As a child, I was in awe of the bittersweet relationship he had with deer. He hunted and killed, dissected, and mounted a few on our walls as trophies. He drew us pictures of deer, carved and engraved them into wood and metal objects, and watched them peacefully congregate at the edge of his woods. The man who hunted deer and ate their flesh, in his final decade, offered these gentle creatures sanctuary on his land on that mountain in Maryland. Hunters were not welcome, not even his granddaughter’s hunter husband.

Because people are staying home, I’ve read that once shy animals are venturing into suburbs to explore. Deer have always shared the woods where I live, though there is a bit less woods than there was 10 years ago. Deer are sentient beings, vegetarians (cud chewers), and have a compound stomach. They possess two odd little glands; the preorbital gland is a sac located at the front corner of the eye. It contains a waxy pouch. The metatarsal gland is found on the hind leg, in both sexes, and is marked by an accompanying tuft of long hair. These glands help deer identify each other. Male deer grow antlers, which begin to loosen shortly after rutting (mating), and fall off 1-2 months later. Yikes, if only the men in my story Grave Goddess lost their man part appendages that painlessly!  

It was the mythology related reading about deer worship, cults, and symbolism I found of greater interest. It convinced me there really was something to totems, shape shifting, and immortality. But I still didn’t understand why my father had chosen the deer as his totem. Why not a tiger, fierce mountain cat, or Leo the Lion? Then I remembered he’d once said that in the cat family, the female was the more deadly and powerful sex. The stag is sacred to the moon goddess. In a Greek myth, Actaeon stumbles into or is lured into a forbidden part of the woods, gets turned into a stag, and is killed. There are tales from every culture about deer priestesses that guard herds and punish hunters that exceed quotas, and countless tales of men meeting untimely deaths after offending a deer deity. My parents had been arguing minutes before his untimely death…

Then I found an answer in an old anthology of American poems my macho, six foot tall dad left behind. A page containing the poem The Buck in the Snow by Edna St. Vincent Millay was earmarked. He’d drawn antlers below the title. I read ‘…saw you not at beginning of evening the antlered buck and his doe? …now lies he here, his wild blood scalding the snow; how strange a thing is death…observe the feathers of snow, and the attentive eyes of the doe.’  

It’s that time of year to realize certain beings are adept at stirring things up, transforming the norm into something more, protecting, destroying, wresting power from the undeserving—while knowing the dreamworld and the real world depend on each other.
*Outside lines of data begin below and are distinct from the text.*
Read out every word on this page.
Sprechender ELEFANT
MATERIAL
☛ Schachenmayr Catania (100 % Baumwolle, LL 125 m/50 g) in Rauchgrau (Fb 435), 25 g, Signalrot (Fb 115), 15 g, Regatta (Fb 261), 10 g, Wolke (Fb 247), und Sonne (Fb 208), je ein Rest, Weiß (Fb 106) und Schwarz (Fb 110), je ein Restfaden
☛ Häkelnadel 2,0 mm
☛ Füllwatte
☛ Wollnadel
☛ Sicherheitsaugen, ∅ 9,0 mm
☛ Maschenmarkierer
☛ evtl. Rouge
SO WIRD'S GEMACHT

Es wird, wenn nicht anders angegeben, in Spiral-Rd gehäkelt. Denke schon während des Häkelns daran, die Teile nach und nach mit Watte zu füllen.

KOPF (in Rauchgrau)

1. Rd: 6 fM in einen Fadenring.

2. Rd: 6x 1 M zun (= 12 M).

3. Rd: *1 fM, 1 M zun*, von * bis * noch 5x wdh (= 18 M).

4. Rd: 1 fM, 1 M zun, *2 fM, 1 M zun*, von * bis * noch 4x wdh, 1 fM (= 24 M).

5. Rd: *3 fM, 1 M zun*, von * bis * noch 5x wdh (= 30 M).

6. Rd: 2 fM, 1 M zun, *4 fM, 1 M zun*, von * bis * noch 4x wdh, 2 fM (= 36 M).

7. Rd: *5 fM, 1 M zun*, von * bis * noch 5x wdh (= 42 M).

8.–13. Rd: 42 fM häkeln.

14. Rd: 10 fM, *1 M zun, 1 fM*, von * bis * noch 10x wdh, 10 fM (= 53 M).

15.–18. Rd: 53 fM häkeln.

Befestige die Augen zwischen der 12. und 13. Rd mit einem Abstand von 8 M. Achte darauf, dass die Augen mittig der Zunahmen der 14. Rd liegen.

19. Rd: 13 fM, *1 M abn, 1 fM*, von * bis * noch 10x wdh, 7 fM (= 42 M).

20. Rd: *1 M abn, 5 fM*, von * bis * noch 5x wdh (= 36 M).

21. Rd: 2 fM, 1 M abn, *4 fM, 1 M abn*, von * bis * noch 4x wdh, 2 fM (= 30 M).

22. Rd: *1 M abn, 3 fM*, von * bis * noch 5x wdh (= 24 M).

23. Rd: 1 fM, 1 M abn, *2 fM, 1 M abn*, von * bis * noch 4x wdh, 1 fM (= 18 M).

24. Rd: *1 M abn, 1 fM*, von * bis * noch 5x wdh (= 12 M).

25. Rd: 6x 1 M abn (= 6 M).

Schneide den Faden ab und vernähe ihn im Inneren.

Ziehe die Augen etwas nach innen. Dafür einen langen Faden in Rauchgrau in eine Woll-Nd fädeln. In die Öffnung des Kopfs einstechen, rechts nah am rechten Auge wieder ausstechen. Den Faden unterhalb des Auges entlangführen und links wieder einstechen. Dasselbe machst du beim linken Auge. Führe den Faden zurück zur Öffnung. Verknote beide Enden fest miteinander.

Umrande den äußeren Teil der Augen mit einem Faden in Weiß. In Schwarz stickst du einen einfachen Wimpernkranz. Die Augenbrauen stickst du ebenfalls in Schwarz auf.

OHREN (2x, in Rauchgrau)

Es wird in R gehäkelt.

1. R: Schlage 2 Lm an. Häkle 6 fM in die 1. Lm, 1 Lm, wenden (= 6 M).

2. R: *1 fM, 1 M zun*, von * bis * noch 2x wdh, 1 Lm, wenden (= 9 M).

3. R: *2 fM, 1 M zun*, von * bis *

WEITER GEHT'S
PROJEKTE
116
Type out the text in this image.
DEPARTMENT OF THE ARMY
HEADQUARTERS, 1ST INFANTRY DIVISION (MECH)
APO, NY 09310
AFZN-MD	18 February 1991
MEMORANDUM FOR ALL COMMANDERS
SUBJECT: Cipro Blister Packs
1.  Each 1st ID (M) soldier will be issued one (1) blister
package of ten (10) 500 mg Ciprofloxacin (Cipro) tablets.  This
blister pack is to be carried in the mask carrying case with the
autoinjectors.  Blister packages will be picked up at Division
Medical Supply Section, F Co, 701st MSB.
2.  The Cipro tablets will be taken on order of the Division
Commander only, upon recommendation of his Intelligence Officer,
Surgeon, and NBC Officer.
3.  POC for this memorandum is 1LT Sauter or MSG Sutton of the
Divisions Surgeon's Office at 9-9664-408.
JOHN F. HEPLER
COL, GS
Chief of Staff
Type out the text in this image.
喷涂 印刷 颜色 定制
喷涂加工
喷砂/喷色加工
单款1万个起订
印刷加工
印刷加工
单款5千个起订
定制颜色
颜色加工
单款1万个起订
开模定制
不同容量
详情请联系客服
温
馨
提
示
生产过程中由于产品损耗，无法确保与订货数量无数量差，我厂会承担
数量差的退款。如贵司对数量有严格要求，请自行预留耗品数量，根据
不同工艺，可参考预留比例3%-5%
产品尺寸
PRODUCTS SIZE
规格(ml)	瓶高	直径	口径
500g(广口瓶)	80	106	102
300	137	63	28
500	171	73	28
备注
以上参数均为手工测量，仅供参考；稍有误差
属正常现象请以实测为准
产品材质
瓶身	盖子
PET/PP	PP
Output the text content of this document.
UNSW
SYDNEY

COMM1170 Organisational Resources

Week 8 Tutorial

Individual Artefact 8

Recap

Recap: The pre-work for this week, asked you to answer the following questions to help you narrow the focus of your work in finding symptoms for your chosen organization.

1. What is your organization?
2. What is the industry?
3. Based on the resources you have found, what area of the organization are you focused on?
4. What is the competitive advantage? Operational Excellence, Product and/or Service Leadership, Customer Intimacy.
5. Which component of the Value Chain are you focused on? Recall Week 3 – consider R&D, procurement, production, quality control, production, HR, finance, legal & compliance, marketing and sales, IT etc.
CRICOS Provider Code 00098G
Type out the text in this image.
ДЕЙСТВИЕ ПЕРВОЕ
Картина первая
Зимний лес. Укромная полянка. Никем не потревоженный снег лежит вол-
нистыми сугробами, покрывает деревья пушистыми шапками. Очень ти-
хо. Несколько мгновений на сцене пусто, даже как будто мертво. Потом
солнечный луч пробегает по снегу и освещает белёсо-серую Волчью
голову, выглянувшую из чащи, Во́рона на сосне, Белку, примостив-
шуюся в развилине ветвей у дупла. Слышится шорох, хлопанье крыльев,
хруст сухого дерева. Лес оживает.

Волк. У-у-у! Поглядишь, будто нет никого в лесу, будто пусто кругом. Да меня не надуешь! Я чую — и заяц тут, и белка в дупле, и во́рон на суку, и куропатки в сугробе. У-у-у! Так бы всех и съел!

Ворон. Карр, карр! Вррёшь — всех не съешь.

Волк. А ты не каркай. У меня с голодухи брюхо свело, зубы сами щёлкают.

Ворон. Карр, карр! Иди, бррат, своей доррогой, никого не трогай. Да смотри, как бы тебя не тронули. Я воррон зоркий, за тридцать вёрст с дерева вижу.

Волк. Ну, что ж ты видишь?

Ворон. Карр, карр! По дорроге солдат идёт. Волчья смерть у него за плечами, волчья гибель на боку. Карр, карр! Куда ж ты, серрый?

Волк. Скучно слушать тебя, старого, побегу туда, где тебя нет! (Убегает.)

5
It’s the time of year for certain myths to reappear, to dream and imagine, as Bing did, ‘what a pleasant place the world would be, if we had the holiday spirit all year.’ And it’s that time of year to remember Seuss’ Grinch likely came from the French word Grincheux, aka Grumpy in Snow White. Am I rambling? I need a night of undisturbed sleep—feeling a bit Grincheux, or witchy, or antlerless. Would someone please tell those wacky Who’s to pipe down?